高島易断所著「米相場必勝宝典」146/266

高下之れ有り、其の後保ち合ひの節何となく弱く見え、色々考へ諸方聞合すと雖も、強味は見えず、此の間に是非二三十俵方も引き下ぐべき模様故、此処にて売らずんば後れになるべしと、しきりに売り気進み立ち候節、気を転じ買ひ方に付くべし、是れ伝なり。
我に至って弱気にて買ひ方に付く事甚だ危うく、ならぬ事なれども、此の書を守り一分の存意を立てず買ひ入るる時は極めて利運なり。

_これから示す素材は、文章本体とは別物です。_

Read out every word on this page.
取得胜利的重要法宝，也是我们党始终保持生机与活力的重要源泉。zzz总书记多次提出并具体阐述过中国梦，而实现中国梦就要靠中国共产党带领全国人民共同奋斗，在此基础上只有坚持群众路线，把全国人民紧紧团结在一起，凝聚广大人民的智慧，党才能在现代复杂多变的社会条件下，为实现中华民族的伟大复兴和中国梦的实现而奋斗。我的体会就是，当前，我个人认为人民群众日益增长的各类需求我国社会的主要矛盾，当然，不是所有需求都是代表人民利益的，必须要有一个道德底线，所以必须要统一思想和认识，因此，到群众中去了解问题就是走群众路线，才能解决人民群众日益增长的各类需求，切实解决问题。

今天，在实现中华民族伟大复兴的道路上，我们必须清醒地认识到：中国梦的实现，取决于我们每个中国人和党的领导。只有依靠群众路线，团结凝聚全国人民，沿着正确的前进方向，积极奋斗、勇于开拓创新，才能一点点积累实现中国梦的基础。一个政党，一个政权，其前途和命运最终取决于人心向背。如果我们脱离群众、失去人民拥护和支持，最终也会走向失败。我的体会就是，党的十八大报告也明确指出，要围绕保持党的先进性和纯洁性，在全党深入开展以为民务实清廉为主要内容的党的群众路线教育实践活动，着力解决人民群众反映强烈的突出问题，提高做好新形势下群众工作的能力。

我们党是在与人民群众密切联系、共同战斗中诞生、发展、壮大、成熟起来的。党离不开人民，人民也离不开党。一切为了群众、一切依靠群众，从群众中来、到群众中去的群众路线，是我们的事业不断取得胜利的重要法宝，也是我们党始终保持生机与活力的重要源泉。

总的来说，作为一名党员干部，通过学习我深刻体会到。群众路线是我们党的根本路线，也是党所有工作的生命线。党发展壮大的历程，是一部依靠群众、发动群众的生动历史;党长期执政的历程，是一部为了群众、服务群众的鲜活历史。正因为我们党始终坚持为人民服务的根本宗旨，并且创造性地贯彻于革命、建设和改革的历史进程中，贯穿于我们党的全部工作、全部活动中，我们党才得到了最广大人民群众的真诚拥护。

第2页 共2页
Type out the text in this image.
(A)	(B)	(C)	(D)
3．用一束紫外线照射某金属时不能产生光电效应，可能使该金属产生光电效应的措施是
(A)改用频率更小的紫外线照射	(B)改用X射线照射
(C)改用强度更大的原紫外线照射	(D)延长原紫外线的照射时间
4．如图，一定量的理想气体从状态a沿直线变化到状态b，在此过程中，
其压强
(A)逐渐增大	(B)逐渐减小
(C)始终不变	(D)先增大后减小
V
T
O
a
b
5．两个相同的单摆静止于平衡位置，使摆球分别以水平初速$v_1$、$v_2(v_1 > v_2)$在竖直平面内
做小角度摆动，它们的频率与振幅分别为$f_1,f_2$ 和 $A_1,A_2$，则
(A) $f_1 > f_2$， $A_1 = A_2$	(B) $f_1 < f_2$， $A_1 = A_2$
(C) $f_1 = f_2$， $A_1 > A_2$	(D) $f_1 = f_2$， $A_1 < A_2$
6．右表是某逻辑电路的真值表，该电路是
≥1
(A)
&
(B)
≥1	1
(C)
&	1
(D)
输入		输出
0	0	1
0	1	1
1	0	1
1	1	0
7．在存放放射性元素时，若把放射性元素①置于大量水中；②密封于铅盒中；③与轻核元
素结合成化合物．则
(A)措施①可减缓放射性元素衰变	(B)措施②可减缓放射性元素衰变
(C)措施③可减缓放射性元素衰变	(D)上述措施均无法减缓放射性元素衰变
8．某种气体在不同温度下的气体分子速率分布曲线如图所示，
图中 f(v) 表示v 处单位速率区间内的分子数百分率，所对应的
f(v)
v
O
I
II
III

是非上ぐべしと買ひ気進み立ち候節も是れ亦た気を転じ売るべし。
米商の秘伝なり、常々此の心持ち忘るべからず、我れ強気の節は人も強気と思ふべし、弱気の節も同じ。

高下之れ有り、保ち合ひの節云々は、二三ヶ月引き上げ、未だ百俵上げせざる場合をいうのである。
本章の意は百俵の上げ下げを的にして、天井底の位を考え、人気に迷うて売り買いを仕掛けるは宜しくないと戒めたのである。
このことは投機売買における共通の理にして然もその実行は中々至難の事故、読者よろしく留意工夫せらるるがよい。